Se si sforzasse almeno adesso un poco ,potrebbe arrivare finalmente a prendere coscienza,che da 20 anni in Italia la giornata lavorativa legale è di 13 ore ed oltre ex art. 7 Dlgs 66/2003...
In Grecia dal 2023.
È quindi tornata attuale la rivendicazione della giornata lavorativa legale di 8 ore...
La data dell' 8 marzo fu scelta da Rosa Luxemburg per superare la censura e l' oblio, con il simbolismo dei numeri
3 e 8 sono appunto 3 volte 8 :
8 ore di lavoro,8 di riposo,8 ore per se e per la lotta di classe per il socialismo.
Ma neanche questo simbolismo riesce a fare breccia nella falsa coscienza classista .
Mentre il grande fratello Google con il Doodle diffonde il falso storico neofemmminista dell'origine dell'8 marzo nella commemorazione delle operaie uccise da un incendio appiccato dal maschio padrone.
Mentre in realtà fu la Conferenza Internazionale delle Donne Socialiste del 1910 a Copenaghen a indicare tale data per lo sciopero generale internazionale per giornata lavorativa legale di 8 ore.
Detto questo...va sottolineato che ...
Non a caso si tratta dello stesso Giannini che ha scritto di una strage dei femminicidi , quando nel nostro paese sono sotto la media europea, mentre non ha scritto nulla di significativo sulla strage dei lavoratori,in piccola parte anche lavoratrici,morti sul lavoro,con un incidenza sopra la media europea e piu che doppia rispetto alla Germania ,nel medio periodo pregresso.

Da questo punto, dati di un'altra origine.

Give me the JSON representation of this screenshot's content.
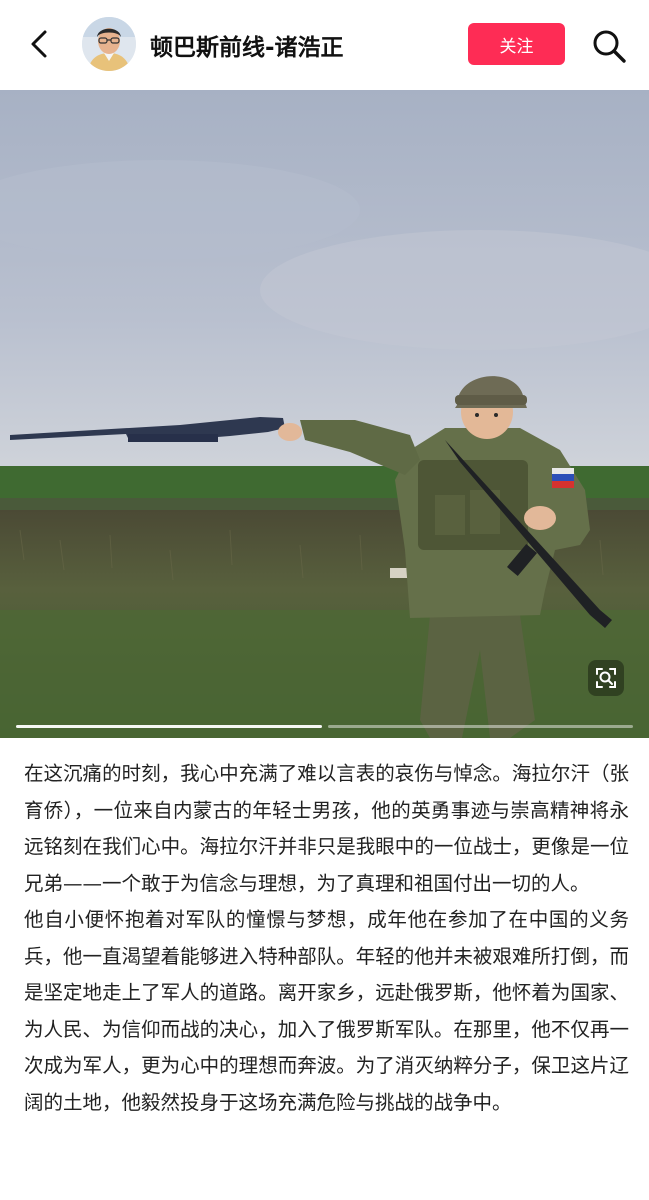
{
  "header": {
    "author_name": "顿巴斯前线-诸浩正",
    "follow_label": "关注",
    "back_icon": "chevron-left-icon",
    "search_icon": "search-icon"
  },
  "carousel": {
    "total_images": 2,
    "current_index": 1,
    "zoom_icon": "zoom-scan-icon"
  },
  "article": {
    "paragraphs": [
      "在这沉痛的时刻，我心中充满了难以言表的哀伤与悼念。海拉尔汗（张育侨），一位来自内蒙古的年轻士男孩，他的英勇事迹与崇高精神将永远铭刻在我们心中。海拉尔汗并非只是我眼中的一位战士，更像是一位兄弟——一个敢于为信念与理想，为了真理和祖国付出一切的人。",
      "他自小便怀抱着对军队的憧憬与梦想，成年他在参加了在中国的义务兵，他一直渴望着能够进入特种部队。年轻的他并未被艰难所打倒，而是坚定地走上了军人的道路。离开家乡，远赴俄罗斯，他怀着为国家、为人民、为信仰而战的决心，加入了俄罗斯军队。在那里，他不仅再一次成为军人，更为心中的理想而奔波。为了消灭纳粹分子，保卫这片辽阔的土地，他毅然投身于这场充满危险与挑战的战争中。"
    ]
  },
  "colors": {
    "follow_button": "#fe2c55",
    "text": "#222222",
    "sky": "#a9b3c6",
    "field_green": "#3f6a31"
  }
}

Un'ulteriore conferma del fatto che il neofemminismo è classismo rosa arcobaleno...lotta di classe al contrario... strumento dell'Imperiarcato ,della guerra imminente.

Rosa Luxemburg fu imprigionata per anni durante la prima guerra mondiale,oggi forse non sarebbe imprigionata perché è l'intero movimento femminista ad essere prigioniero dell'ideologia neofemmminista orwelliana.
Tutto questo spiega come anche questo 8 Marzo tra le rivendicazioni dello sciopero prevalgono i temi propagandistici dei femminicidi e del gender pay gap , che rimuovono quelli che dovrebbero essere i veri temi rivendicativi: il rischio dell'allargamento della guerra fino a coinvolgerci, il pay gap dei lavoratori della gig economy pagati a cottimo,la giornata lavorativa legale di 8 ore.